The p-values for the coefficients, 0.00287 for residual.sugar and <0.0000000000000002 for intercept, indicate that it is highly likely that both the residual.sugar and this specific intercept value are relevant to the model, however, the \(R^2\) value of 0.00137 indicates that the model explains only 0.137% of the variation in quality so not a good fit at all.
plot(fitted(wine.lm), resid(wine.lm))
The plotted residuals are not randomly distributed and show a clear pattern indicating that the linear model is not a good fit.
qqnorm(resid(wine.lm))
qqline(resid(wine.lm))
We can see that overall the sample quantiles follow a linear pattern similar to the theoretical quantiles. The stepped shape of the plot is due to quality being a discrete rather than continuous variable, however you can see a large variation at each step.
Overall the linear model is not a good fit for this data.
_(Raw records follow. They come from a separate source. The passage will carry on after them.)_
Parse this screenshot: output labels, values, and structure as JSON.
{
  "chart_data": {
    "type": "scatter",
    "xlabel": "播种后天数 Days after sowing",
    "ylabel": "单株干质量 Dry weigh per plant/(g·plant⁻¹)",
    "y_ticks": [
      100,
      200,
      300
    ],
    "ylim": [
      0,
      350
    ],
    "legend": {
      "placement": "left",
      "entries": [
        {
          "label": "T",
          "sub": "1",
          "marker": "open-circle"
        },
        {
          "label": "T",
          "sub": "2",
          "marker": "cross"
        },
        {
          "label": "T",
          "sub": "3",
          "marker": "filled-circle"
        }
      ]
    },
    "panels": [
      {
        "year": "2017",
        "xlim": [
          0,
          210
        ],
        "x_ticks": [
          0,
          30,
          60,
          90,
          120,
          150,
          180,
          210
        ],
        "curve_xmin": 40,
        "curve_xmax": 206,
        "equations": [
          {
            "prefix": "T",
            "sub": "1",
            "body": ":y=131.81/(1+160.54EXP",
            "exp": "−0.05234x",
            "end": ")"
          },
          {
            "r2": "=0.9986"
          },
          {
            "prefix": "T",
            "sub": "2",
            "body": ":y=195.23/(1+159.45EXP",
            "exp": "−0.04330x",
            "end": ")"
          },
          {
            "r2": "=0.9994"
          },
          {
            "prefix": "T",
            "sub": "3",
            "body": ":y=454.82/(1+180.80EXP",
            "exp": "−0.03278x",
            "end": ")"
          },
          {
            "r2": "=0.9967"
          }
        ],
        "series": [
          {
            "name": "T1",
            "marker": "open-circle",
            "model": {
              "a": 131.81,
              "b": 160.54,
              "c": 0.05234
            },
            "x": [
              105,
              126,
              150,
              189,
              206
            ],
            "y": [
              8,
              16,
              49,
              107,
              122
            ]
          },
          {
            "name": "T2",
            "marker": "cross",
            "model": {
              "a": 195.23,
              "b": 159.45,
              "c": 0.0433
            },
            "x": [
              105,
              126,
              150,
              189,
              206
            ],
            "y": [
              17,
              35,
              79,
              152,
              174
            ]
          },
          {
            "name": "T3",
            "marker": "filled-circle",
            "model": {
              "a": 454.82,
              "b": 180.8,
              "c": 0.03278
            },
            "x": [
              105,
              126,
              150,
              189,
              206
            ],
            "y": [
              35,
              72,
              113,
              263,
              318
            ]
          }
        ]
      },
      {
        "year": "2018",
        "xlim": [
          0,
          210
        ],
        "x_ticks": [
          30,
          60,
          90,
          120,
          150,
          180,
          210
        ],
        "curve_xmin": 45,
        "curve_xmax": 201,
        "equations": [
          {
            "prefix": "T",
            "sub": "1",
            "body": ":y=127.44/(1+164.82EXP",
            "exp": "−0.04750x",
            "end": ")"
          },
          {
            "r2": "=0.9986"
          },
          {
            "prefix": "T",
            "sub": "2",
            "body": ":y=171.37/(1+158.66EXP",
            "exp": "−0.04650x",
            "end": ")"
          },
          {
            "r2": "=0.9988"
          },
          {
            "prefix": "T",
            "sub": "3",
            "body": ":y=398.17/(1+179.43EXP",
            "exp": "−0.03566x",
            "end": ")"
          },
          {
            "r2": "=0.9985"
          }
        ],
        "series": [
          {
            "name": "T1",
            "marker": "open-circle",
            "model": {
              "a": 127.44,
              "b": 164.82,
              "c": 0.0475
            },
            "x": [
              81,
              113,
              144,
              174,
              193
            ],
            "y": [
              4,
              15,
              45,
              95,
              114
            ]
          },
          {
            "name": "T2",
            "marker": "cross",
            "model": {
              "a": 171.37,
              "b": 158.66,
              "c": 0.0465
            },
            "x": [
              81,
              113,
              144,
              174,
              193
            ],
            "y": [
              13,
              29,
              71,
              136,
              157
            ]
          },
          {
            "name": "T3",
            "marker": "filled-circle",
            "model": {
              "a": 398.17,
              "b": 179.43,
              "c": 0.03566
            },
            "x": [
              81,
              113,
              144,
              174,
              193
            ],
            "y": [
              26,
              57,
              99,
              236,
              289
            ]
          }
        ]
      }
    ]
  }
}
The initial visualization of quality vs. residual sugar did not indicate a linear relationship. Normally I would not have even bothered continuing with trying to use linear regression to model this relationship, but went ahead anyway just to practice and see what other indications there would be of a bad fit. There are clear patterns in the residuals and the \(R^2\) value is extremely low, both indicating a bad fit with this model. It was surprising to see such low p-values though which just shows how important it is to look at all the other indicators of model quality and not just p-values.